In vivo inhalation studies with BD have shown BDO in the blood of laboratory animals after short-term exposures (Bond et al., 1986, Dahl et al., 1991, Himmelstein et al., 1994, Himmelstein et al., 1995, Bechtold et al., 1995, Thornton-Manning et al., 1995a, Thornton-Manning et al., 1995b). Recent studies have shown that BDO₂ is present in high concentrations in the blood of mice following inhalation exposures ranging from 62.5 to 1250 ppm BD (Himmelstein et al., 1994, Bechtold et al., 1995, Thornton-Manning et al., 1995a). BDO₂ is also present in the blood of rats following low-level exposures, but at concentrations that are about 40-fold lower than those found in mice (Thornton-Manning et al., 1995a).

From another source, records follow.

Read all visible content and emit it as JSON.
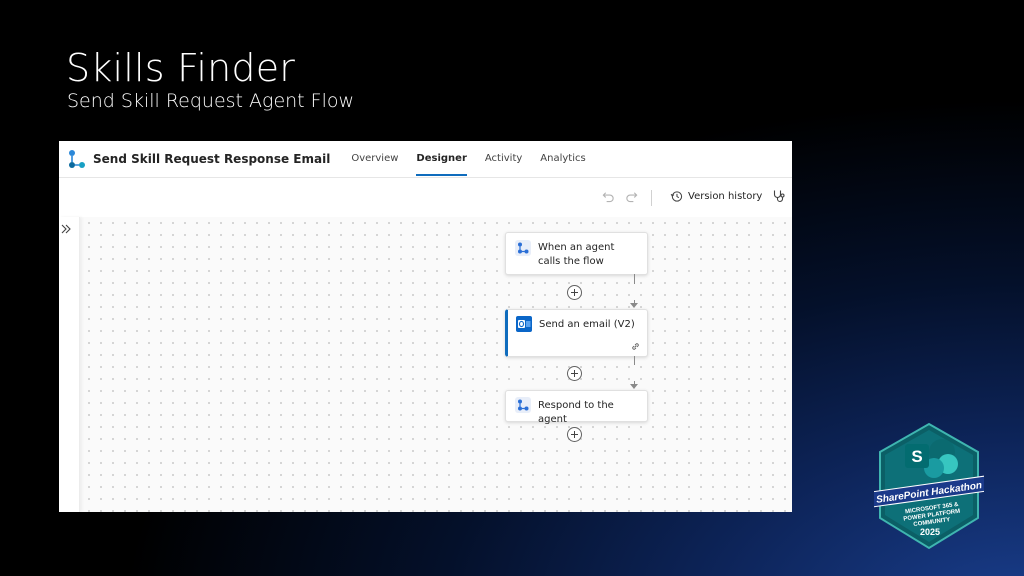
{
  "slide": {
    "title": "Skills Finder",
    "subtitle": "Send Skill Request Agent Flow"
  },
  "app": {
    "flow_name": "Send Skill Request Response Email",
    "tabs": [
      {
        "label": "Overview",
        "active": false
      },
      {
        "label": "Designer",
        "active": true
      },
      {
        "label": "Activity",
        "active": false
      },
      {
        "label": "Analytics",
        "active": false
      }
    ],
    "toolbar": {
      "version_history_label": "Version history"
    },
    "nodes": [
      {
        "label": "When an agent calls the flow",
        "icon": "agent-flow-icon"
      },
      {
        "label": "Send an email (V2)",
        "icon": "outlook-icon",
        "selected": true
      },
      {
        "label": "Respond to the agent",
        "icon": "agent-flow-icon"
      }
    ],
    "accent_color": "#0f6cbd"
  },
  "badge": {
    "line1": "SharePoint Hackathon",
    "line2": "MICROSOFT 365 &",
    "line3": "POWER PLATFORM",
    "line4": "COMMUNITY",
    "year": "2025",
    "colors": {
      "teal": "#0b6a70",
      "light_teal": "#3fb5b0",
      "navy": "#1b3a8a"
    }
  }
}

Because metabolism may be important in the ultimate carcinogenic outcome of BD, it is important to evaluate potential alterations in metabolic pathways that may contribute to the production of carcinogenic metabolites. One such alteration may result from repeated exposures to BD, such as that which would be encountered in occupational settings. It is well-established that many chemicals can interact with xenobiotic-metabolizing enzymes to alter their own metabolism, as well as that of other exogenous or endogenous substrates. Most studies examining BD metabolism have used single acute exposures. The purpose of the present study was to evaluate the disposition of BD metabolites in several tissues of rats and mice following a single inhalation exposure to a target concentration of 62.5 ppm BD and ten repeated exposures (5 days/week for 2 weeks) to the same concentration.